(458f) Designing Composite Energetic Nanomaterials with Tunable Interfacial Activities Via Laser Ablation Synthesis in Solution
- Conference: AIChE Annual Meeting
- Year: 2019
- Proceeding: 2019 AIChE Annual Meeting
- Group: Particle Technology Forum
- Time: Wednesday, November 13, 2019 - 8:48am-9:00am
Energetic nanomaterials (ENMs) find applications in solid-state propellants and explosives. Yet, the large heat release in the Al nanoparticle (NP)-based first-generation ENMs were offset by hindered detonation rates due to the fuel-oxidizer diffusion lengths and rates being compromised by excessive oxide shell formations and NP aggregations. Efforts have been made tune their energetic behaviors by tailoring their interfacial structures that can control the oxide shell formation while leading to excessive internal stresses within the metallic cores. Yet, there exists weak fundamental understanding and considerable challenges in the rational design and synthesis of such nanostructured architectures. To this end, carbon (C) coatings on Al NPs facilitate safe handing while promoting enhanced activities due to the added advantages of the coating itself oxidizing into gaseous products (CO2, CO etc.) without any residual ash formation, while allowing the C shell to retard NP aggregations. But, the challenge remains in the facile yet, chemically clean synthesis of these encapsulated NPs without contaminating and/or oxidizing the metal cores. Here, we address this challenge through rational design and structure-property characterizations of graphitic shell coated Al NPs (< 20 nm sizes) dispersed in pyrolyzed C matrices via laser ablation synthesis in solution (LASiS) to preserve high surface areas and interfacial properties of Al NPs. Such nanostructures allow tailored design of interfacial structures that can either lead to strain energy manifestation or, rate-controlled release of solid propellants under high pressure/temperature to prevent oxide shell-mediated surface passivation.
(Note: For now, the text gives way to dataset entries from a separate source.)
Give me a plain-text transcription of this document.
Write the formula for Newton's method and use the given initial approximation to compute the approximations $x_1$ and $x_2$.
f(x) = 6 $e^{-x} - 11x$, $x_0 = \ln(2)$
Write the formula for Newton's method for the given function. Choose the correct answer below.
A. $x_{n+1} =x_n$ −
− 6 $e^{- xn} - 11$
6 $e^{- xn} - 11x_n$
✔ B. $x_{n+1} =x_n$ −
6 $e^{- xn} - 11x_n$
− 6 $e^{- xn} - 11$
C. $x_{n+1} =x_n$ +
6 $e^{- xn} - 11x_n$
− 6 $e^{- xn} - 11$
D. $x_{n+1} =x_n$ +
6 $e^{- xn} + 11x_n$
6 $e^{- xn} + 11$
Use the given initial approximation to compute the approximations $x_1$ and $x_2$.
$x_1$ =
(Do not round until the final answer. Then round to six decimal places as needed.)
Energetic activities of the C/Al composite NPs were tested via Laser-induced Air Shock from Energetic Materials (LASEM) technique at the US Army Research Laboratory, Aberdeen Proving Ground, MD. We demonstrate that synthesis parameters such as organic solvents, laser flux and ablation times can be tuned to provide superior control on NP sizes/aggregation with the aid of the C shell formations and, in turn, their energetic behavior. The study unveils synthesis-structure-property relations in LASiS-based manufacturing of ENMs capsuled in graphitic shells that are safe to handle and undergo kinetically controlled energy release under desired conditions. Such Al/C-based ENMs can be immediately employed for high energy density munitions in defense applications.